Social media, texting, and the internet hold a significant amount of influence over everyone who uses them. Children need adults who will place boundaries around them for their own wellbeing. I’m talking about their physical safety. Much like teaching a toddler about stranger danger, adults must also teach and guard against their older kids and teens meeting strangers in person and online. These online contacts may pose as friends or relatives via fake social media accounts. They may begin grooming children to eventually be trafficked. The numbers are sobering: since 2015, over 55% of trafficked children were solicited and communicated with online. This represents a sharp rise from previous years when most grooming took place in person. Abusers and traffickers use social media, texts, and phone calls at an increasing rate. This chart, taken from an Arizona State University study, shows the trend.

Now, while sex trafficking of minors presents a real danger to our kids, we cannot ignore other challenges. Addictive tendencies find an easy place to flourish in technology. As John Dyer, Executive Director of Communications and Educational Technology for Dallas Seminary, said recently at a panel on social media, “There are rooms full of men and women with PhDs in addictive computing, and they have a plan for your life, and that’s for you to look at that golden rectangle all day long. So if you don’t have a plan, you are not going to win. If you don’t think through how you are going to use it, then you’re going to fail.”

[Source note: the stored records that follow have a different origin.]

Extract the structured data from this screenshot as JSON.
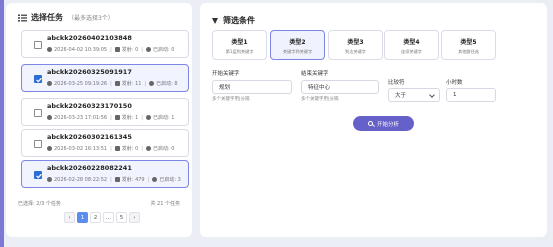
{
  "task_panel": {
    "title": "选择任务",
    "subtitle": "（最多选择3个）",
    "tasks": [
      {
        "id": "abckk20260402103848",
        "time": "2026-04-02 10:39:05",
        "sender_label": "发射: 0",
        "started_label": "已启动: 0",
        "selected": false
      },
      {
        "id": "abckk20260325091917",
        "time": "2026-03-25 09:19:26",
        "sender_label": "发射: 11",
        "started_label": "已启动: 8",
        "selected": true
      },
      {
        "id": "abckk20260323170150",
        "time": "2026-03-23 17:01:56",
        "sender_label": "发射: 1",
        "started_label": "已启动: 1",
        "selected": false
      },
      {
        "id": "abckk20260302161345",
        "time": "2026-03-02 16:13:51",
        "sender_label": "发射: 0",
        "started_label": "已启动: 0",
        "selected": false
      },
      {
        "id": "abckk20260228082241",
        "time": "2026-02-28 08:22:52",
        "sender_label": "发射: 479",
        "started_label": "已启动: 3",
        "selected": true
      }
    ],
    "selected_summary": "已选择: 2/3 个任务",
    "total_summary": "共 21 个任务",
    "pagination": {
      "prev": "‹",
      "pages": [
        "1",
        "2",
        "...",
        "5"
      ],
      "next": "›",
      "current": "1"
    }
  },
  "filter_panel": {
    "title": "筛选条件",
    "types": [
      {
        "name": "类型1",
        "desc": "第1层到关键字",
        "active": false
      },
      {
        "name": "类型2",
        "desc": "关键字到关键字",
        "active": true
      },
      {
        "name": "类型3",
        "desc": "到达关键字",
        "active": false
      },
      {
        "name": "类型4",
        "desc": "连续关键字",
        "active": false
      },
      {
        "name": "类型5",
        "desc": "其他路径选",
        "active": false
      }
    ],
    "start_keyword": {
      "label": "开始关键字",
      "value": "规划",
      "hint": "多个关键字用|分隔"
    },
    "end_keyword": {
      "label": "结束关键字",
      "value": "特征中心",
      "hint": "多个关键字用|分隔"
    },
    "operator": {
      "label": "比较符",
      "value": "大于"
    },
    "hours": {
      "label": "小时数",
      "value": "1"
    },
    "start_button": "开始分析"
  },
  "colors": {
    "accent": "#6561c8",
    "selected_border": "#7d86e4",
    "checkbox": "#2b6fd6",
    "page_active": "#5b8def"
  }
}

Children and teens have one plan for their devices: to play on them as much as possible. Parents must guard their minds because they can’t do it for themselves. This means creating rules of engagement that teach wise usage and place boundaries against potential abuse. Too much screen time damages the human brain—and our kids’ brains are still under development and therefore at greater risk. If your children are on their devices too much, take them away. Hold them hostage. Demand a ransom. You are the parent.